Demon Hunting with a Dixie Deb - Lexi George Page 0,31
radar of the two d’s: demons and Dalvahni. He’d snuck out of hiding for his sister’s wedding. Watched the ceremony from across the river. Uninvited and unnoticed, a starving kid with his face pressed against a bakery window.
The witch had caught him, unsuspecting and unawares. She’d pulled a Granny Good Witch on him. Stuffed him with scones and hot tea that had been mickeyed, and threw him in the shed to fatten him up.
The witch’s talent was growing things. Something she’d put in his chow had changed him, turning him into God knows what.
Add that to the laundry list of things he had to be cheesed about.
Evan picked up the pace to outrun the rage. His life had been one long everlasting gobstopper of suckage until Sassy dropped into his lap. Her gift for feel-good was priceless, a gold mine, and she was running around clueless. What a fucking waste. The sheer unfairness of it made him want to spit nails and shit bullets. If he had a gift like that, nothing would stop him. Life for old Evan had been one supersized shit sandwich served up on maggoty bread.
It was about time the universe tossed him something besides a kidney punch and a kick in the teeth. Sassy Peterson was his golden ticket. Everyone could use a little Sassy picker-upper. He and Sassy would open an office and take in patients, adding satellites as their business grew.
Nah—that was chickenshit thinking. Television was the way to go; a reality show like that psychic chick from Long Island. The Sassy Sunshine Show had a nice ring to it. They’d be nationwide. There’d be endorsement deals and product lines. The possibilities were endless.
He did two more laps around the house and stopped to catch his breath. The exercise had helped, but anger and the monster rode him hard, pushing at his skin and cramping his organs until he thought he would burst out of his skin. He threw his head back and breathed deeply to tamp down the rage. The night sky was studded with stars. In the river, a fish splashed. The forest formed a dark curtain around the house, insulating them from the rest of the world.
It would be easy with someone like Sassy to forget the big ugly that waited beyond the fringe of trees, but it was there, a hungry gator eager to chomp you in the ass.
He ought to know. He had the bite marks to prove it.
A malformed shape shambled out of the trees and onto the manicured lawn. The witch’s body was bent and her arms dragged the ground. Her skin sagged, a flesh suit several times too large for her bony frame.
“Goddamn, you’re ugly, bitch,” Evan said. “Who’d you piss off to rate a kisser like that?”
“I’m the one you need to worry about pissing off, pretty boy.” The witch’s voice was a sandpaper rasp. “Hand over the girl and we’ll let bygones be bygones.”
“I don’t think so, not after what you’ve done.”
“You are such a little whiner. I’ve had it rough. Life is so unfair.” The witch hawked up a loogie the size of a baseball and let it fly. “Grow a set. Your sister has bigger balls than you.”

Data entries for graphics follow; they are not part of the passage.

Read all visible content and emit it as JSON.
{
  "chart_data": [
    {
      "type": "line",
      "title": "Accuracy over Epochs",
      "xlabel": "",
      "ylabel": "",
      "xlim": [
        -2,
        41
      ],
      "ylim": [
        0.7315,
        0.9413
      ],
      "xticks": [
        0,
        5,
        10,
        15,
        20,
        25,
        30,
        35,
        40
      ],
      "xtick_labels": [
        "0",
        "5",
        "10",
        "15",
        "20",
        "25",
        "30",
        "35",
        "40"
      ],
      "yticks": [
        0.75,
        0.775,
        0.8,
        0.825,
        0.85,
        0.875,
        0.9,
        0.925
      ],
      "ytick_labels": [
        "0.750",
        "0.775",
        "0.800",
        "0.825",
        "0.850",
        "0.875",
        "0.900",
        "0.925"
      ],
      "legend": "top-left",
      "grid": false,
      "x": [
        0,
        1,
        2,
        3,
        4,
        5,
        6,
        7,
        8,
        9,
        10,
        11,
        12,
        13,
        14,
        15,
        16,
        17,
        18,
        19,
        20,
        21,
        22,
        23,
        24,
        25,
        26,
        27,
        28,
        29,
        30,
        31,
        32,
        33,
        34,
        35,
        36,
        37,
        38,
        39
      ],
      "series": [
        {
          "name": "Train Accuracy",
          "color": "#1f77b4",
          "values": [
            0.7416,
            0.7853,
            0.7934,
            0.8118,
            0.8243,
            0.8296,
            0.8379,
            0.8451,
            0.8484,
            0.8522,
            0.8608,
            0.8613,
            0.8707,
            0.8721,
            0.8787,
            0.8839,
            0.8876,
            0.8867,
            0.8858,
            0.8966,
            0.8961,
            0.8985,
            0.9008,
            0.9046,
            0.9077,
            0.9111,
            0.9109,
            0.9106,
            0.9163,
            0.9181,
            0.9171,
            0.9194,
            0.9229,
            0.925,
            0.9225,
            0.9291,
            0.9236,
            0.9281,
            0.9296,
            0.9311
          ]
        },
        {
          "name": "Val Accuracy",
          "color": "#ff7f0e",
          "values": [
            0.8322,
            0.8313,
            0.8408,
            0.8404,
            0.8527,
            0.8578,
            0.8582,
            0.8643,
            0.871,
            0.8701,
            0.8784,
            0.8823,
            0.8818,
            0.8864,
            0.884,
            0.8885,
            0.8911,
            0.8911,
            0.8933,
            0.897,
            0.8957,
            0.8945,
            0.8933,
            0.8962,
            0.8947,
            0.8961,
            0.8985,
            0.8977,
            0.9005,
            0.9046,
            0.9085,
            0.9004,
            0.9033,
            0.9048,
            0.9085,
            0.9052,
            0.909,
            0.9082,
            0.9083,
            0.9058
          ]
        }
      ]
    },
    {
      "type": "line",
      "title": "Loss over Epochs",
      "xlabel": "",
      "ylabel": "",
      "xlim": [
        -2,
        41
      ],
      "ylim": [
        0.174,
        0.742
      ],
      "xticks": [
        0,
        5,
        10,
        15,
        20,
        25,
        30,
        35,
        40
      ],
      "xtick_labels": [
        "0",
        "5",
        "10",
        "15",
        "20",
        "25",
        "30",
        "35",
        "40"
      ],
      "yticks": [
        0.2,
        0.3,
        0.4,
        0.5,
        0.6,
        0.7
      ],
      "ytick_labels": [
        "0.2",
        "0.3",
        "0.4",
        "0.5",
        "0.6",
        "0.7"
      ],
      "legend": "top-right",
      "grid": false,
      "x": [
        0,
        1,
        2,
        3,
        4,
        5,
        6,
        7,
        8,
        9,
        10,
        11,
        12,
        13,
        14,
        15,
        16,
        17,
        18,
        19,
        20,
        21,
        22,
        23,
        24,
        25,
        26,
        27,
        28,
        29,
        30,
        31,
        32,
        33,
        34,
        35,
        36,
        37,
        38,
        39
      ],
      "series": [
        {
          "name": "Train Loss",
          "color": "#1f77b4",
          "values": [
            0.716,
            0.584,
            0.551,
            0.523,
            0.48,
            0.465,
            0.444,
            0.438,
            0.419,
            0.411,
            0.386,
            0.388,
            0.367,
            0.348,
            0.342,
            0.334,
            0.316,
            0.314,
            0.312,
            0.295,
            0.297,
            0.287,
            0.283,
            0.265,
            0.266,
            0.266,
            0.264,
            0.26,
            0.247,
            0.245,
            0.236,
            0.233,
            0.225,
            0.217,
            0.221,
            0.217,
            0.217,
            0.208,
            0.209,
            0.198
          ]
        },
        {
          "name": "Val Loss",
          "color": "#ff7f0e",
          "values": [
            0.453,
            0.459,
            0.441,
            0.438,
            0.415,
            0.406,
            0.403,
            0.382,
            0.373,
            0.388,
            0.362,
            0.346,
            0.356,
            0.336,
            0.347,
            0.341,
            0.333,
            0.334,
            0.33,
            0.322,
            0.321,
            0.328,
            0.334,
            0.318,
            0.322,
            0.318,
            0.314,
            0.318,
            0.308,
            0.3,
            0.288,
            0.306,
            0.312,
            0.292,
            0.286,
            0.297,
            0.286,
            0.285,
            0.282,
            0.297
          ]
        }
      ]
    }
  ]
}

Anger burned inside Evan. It had been banked there, smoldering below the surface for years with no release, not with Hagilth and Elgdrek ever ready with a smackdown.
Dear old Momsie and Popsie were dead. Halle-freaking-lujah. The bindings were broken. The fury Evan had suppressed his entire life bubbled inside him, a hot, rising magma of resentment and hate.
“What did you feed me?”
“Put a little formula of mine in your food and water—something that makes things grow.” The witch lifted her crooked shoulders. “You should thank me. You needed fattening up.”

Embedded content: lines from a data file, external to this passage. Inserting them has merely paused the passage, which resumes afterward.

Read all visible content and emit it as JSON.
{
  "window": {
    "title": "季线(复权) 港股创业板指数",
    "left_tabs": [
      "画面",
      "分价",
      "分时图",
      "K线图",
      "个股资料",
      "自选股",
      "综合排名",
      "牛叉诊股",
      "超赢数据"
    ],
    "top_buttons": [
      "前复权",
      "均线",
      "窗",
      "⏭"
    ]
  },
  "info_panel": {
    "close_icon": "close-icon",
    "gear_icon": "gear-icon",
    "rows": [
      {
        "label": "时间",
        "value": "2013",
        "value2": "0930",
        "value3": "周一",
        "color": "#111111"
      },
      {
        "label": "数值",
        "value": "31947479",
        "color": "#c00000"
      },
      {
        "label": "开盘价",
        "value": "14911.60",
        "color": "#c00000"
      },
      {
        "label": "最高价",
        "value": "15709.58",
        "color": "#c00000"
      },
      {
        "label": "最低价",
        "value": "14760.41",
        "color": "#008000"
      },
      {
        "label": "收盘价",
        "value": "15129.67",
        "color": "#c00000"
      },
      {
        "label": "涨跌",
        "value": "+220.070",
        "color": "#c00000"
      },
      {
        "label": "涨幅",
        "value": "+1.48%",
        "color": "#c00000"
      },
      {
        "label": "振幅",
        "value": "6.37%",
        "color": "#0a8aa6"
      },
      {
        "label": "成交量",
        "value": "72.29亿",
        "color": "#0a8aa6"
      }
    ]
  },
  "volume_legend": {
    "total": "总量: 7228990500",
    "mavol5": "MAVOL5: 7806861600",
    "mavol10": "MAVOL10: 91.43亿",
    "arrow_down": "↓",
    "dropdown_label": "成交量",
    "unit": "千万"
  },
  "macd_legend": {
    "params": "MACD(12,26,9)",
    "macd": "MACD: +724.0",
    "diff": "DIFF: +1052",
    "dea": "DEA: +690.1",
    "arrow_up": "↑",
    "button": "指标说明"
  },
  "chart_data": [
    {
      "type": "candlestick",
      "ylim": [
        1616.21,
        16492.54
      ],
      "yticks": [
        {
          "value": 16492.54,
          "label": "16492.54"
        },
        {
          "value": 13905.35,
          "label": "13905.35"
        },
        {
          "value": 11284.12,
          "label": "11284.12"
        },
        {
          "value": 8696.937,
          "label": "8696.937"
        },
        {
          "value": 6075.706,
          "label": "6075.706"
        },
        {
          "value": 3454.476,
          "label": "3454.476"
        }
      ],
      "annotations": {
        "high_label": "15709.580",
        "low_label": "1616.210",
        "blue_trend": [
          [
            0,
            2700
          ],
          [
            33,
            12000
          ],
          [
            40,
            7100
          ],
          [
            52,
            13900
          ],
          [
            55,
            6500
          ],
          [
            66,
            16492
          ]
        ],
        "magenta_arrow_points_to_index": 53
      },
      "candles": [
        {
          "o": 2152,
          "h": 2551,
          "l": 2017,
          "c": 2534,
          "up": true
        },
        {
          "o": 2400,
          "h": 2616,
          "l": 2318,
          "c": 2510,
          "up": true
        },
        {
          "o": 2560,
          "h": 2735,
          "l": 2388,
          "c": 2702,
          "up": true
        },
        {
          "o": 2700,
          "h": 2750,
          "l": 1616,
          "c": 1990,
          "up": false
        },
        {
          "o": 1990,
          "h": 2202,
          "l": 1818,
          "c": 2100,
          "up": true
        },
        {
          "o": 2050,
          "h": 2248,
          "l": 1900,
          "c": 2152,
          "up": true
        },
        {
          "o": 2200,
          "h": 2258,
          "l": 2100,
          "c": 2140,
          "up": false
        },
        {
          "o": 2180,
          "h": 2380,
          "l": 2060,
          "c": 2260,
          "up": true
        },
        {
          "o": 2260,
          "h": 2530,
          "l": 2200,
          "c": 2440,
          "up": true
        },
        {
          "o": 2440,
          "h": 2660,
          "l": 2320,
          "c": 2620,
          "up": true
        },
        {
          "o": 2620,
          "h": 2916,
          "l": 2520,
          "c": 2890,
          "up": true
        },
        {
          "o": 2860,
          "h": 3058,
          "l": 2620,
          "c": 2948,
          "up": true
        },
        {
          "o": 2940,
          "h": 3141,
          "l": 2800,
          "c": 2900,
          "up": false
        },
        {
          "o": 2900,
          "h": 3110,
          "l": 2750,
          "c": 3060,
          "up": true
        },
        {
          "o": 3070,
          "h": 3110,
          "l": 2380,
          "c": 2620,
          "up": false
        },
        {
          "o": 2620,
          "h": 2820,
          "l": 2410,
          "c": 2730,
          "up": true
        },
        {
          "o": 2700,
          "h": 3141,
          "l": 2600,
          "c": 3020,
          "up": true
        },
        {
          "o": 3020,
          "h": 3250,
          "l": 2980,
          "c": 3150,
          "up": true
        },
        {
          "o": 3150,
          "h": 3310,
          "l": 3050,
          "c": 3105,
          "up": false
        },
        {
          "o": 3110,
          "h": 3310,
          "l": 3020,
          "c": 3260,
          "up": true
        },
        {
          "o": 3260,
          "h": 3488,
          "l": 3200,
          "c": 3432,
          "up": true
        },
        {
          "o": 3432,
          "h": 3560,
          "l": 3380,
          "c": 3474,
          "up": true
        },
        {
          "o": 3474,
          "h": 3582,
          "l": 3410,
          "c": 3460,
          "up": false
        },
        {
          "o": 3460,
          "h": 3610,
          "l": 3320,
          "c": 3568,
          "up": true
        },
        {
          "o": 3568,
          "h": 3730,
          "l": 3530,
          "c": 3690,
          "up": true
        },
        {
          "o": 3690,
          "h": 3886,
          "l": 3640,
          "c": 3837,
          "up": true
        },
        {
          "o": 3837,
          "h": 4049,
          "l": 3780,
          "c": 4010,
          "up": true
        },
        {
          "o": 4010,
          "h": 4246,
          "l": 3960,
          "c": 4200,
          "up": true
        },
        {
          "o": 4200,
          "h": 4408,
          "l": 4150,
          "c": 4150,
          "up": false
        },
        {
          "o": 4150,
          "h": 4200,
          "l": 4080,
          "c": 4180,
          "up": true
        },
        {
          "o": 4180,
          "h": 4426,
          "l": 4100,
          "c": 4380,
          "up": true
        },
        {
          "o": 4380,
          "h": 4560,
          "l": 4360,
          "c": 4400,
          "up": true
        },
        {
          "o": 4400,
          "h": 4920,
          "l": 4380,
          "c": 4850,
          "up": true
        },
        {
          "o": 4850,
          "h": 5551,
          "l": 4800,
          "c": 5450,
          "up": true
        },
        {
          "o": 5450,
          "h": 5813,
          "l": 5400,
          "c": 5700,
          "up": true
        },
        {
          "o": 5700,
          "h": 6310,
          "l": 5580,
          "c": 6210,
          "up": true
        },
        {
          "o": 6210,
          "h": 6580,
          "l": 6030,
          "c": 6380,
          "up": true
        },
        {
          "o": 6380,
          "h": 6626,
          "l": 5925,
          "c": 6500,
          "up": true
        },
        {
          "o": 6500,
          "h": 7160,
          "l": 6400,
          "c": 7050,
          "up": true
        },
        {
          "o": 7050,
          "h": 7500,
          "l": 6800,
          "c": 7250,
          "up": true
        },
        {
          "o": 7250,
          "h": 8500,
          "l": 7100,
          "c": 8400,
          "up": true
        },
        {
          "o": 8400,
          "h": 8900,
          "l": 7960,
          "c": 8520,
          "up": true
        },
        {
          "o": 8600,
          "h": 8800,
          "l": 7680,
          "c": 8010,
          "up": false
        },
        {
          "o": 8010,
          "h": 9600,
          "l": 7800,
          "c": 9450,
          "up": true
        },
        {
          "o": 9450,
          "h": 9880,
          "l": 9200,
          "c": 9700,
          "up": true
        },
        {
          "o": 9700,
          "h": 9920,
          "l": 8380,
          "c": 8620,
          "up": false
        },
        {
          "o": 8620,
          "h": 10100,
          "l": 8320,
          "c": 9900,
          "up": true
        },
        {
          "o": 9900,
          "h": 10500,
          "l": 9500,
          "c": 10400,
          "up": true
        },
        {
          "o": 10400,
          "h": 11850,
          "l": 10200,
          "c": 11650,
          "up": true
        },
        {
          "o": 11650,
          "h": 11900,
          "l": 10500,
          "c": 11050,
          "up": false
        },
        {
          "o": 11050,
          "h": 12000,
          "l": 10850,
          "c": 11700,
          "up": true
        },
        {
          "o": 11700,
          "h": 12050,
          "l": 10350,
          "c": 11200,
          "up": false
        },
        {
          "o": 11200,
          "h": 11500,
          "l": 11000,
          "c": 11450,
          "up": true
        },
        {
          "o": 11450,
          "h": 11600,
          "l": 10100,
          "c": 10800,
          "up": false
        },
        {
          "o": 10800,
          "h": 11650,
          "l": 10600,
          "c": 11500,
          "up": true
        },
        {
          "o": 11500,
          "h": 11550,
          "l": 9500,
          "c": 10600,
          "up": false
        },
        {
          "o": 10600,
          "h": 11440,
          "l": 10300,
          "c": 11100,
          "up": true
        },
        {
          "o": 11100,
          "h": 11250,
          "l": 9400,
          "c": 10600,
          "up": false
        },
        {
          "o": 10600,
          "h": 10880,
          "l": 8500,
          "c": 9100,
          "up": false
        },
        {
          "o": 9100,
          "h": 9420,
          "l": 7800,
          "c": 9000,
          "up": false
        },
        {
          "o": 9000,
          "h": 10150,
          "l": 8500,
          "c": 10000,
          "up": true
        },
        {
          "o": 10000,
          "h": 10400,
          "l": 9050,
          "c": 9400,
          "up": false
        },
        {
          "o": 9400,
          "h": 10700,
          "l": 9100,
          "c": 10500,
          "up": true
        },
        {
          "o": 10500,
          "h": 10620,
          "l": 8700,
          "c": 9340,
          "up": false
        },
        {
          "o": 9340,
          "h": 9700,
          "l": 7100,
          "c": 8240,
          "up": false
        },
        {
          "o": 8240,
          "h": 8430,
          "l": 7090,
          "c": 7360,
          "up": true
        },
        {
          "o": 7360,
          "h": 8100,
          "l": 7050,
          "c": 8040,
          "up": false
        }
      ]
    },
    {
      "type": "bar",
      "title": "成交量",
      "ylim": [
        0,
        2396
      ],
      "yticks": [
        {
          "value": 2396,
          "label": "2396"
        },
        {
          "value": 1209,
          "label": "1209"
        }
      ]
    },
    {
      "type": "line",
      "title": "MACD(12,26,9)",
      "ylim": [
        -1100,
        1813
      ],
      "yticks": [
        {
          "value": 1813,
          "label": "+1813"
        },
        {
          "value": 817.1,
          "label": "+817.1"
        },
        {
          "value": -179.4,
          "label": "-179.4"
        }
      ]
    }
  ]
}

“You try that shit on a demonoid before?”
“Come to think of it, no. You were my first.”
“Epic mistake, ass mug.”
Evan flipped the cap on his rage and let it spew.
Chapter Ten
Angry voices roused Sassy from slumber. Evan . . . he sounded upset about something. A door slammed and he was gone. She should check on him, but she was so tired.
Grim’s arms tightened around her. She gave in to temptation and snuggled closer to him, burying her nose against his muscular neck. His long hair brushed her cheek, threads of shampoo-scented silk. The guy might be irritating as new shoes on a blister, but he made a darn good pillow. And he smelled three kinds of wonderful.